Most cancer drugs were discovered by randomly screening thousands of chemicals to see if any kill cancer cells. But STI-571 was designed specifically to inhibit certain kinase enzymes, including the one produced by the Bcr-Abl oncogene, which fuels cancer cell growth in chronic myeloid leukemia (CML). Almost all patients treated in the early stages of CML respond to the drug, and some have been in remission for more than 2 years. But the drug has been less effective in patients who are in an advanced phase of the disease. These individuals sometimes go into remission on the drug--which almost never happens with older treatments--but 80% relapse in less than a year.
To pin down the mechanism for that resistance, Charles Sawyers of the University of California, Los Angeles, and his colleagues first assayed the level of Bcr-Abl kinase activity in tumor cells from 11 patients who had relapsed. They detected high levels in all the cells--an unexpected finding, because such cells are genetically unstable and might have counteracted the drug via some other change. In six patients, the cause turned out to be a point mutation that altered the Bcr-Abl enzyme, allowing it to evade the drug while still retaining the kinase activity that drives tumor cell growth.
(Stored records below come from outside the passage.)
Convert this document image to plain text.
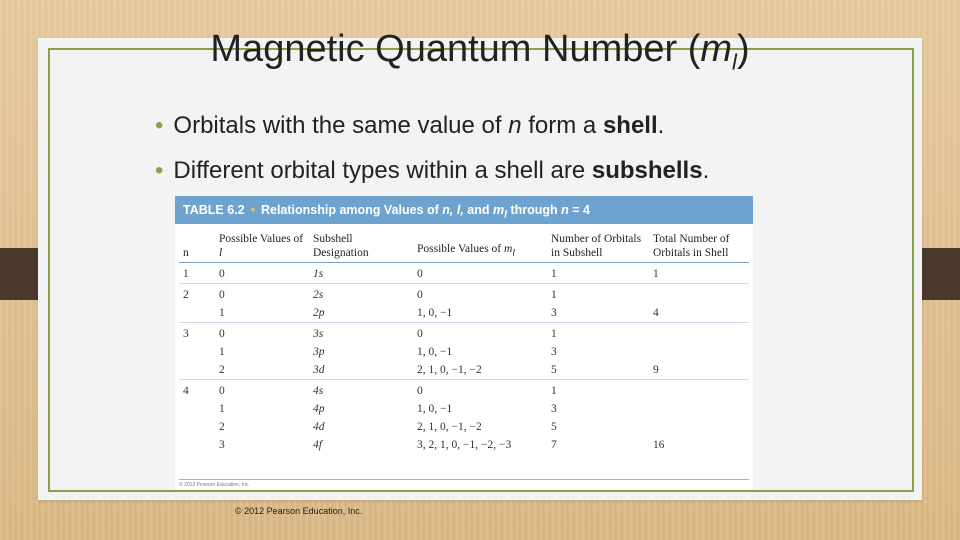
Magnetic Quantum Number $(m_l)$
• Orbitals with the same value of n form a shell.
• Different orbital types within a shell are subshells.
TABLE 6.2 • Relationship among Values of n, l, and $m_l$ through n = 4
n	Possible Values of l	Subshell Designation	Possible Values of $m_l$	Number of Orbitals in Subshell	Total Number of Orbitals in Shell
1	0	1s	0	1	1
2	0	2s	0	1	
	1	2p	1, 0, −1	3	4
3	0	3s	0	1	
	1	3p	1, 0, −1	3	
	2	3d	2, 1, 0, −1, −2	5	9
4	0	4s	0	1	
	1	4p	1, 0, −1	3	
	2	4d	2, 1, 0, −1, −2	5	
	3	4f	3, 2, 1, 0, −1, −2, −3	7	16
© 2012 Pearson Education, Inc.
© 2012 Pearson Education, Inc.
In three others, extra copies of the gene overwhelmed the drug by producing more enzyme than it could handle.
The fact that changes in the target enzyme are responsible for drug resistance is encouraging, says Brian Druker of Oregon Health Sciences University in Portland, because it means that targeting the Bcr-Abl kinase or the proteins it interacts with is still a promising strategy for combating the cancer. Possibilities for future treatments include designing additional kinase inhibitors that would be given along with STI-571, because the enzyme should be less able to become resistant to all the drugs at once.